Hübsche Kirchen mit ziegelroten Blumenmotiven an der Fassade und lärchengetäfelten Dächern erzählen fröhlich davon, dass Religion nicht nur vom strafenden Vater spricht, sondern auch von der liebevollen und freudigen Frau. Die Kirchen, die Schönen, mit ihren geheimnisvollen Friedhöfen, auf denen einem Katzen entgegen schnurren, sie übersehen milde die Geschmacklosigkeit der neuen Siedlungen und überhören geduldig den Lärm der Straßen.

Der kirchliche Friedhof befindet sich direkt an der Kirche Rabenden. Historische Grabkreuze

Die Alz rollt schäumend über flache Steine und mimt den wilden Gebirgsfluss, ich glaub‘s ihr nicht und lache sie an. Nicht weit entfernt zeigt ein Acker stolz die Schwärze seines fetten Bodens. An Wälder gedrängt liegen Moorwiesen, wild noch, aber durchzogen von tiefen Narben, den Entwässerungsgräben.

Noch einmal zurück zum See und sehen, wie schön die Spießenten sind mit ihrem weißen Band am Kopf.
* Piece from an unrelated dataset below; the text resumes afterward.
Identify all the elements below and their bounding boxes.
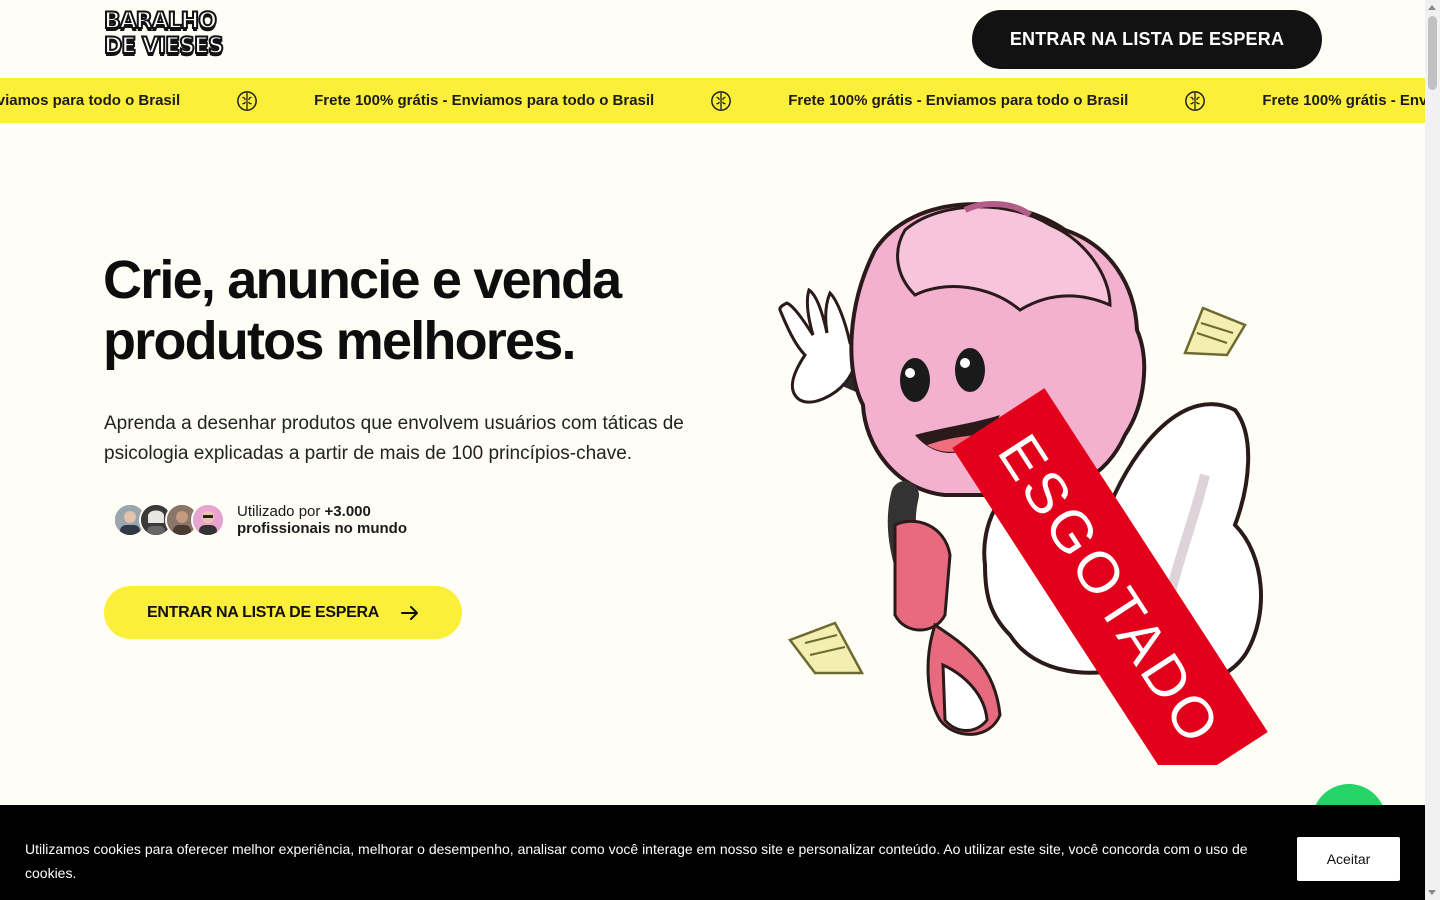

Diesmal sind sie so nah! Dass sie gar so schön sind, das wusste ich nicht, das macht mich glücklich. Und vom zerfurchten Stamm einer Schwarzpappel herunter ruft mir ein Kleiber zu, dass er schon Kinder hat.

Ein Kleiber vor seiner Höhle. Er hat schon Nachwuchs.
So nah hatte ich Spießenten (Anas acuta) noch nie erlebt.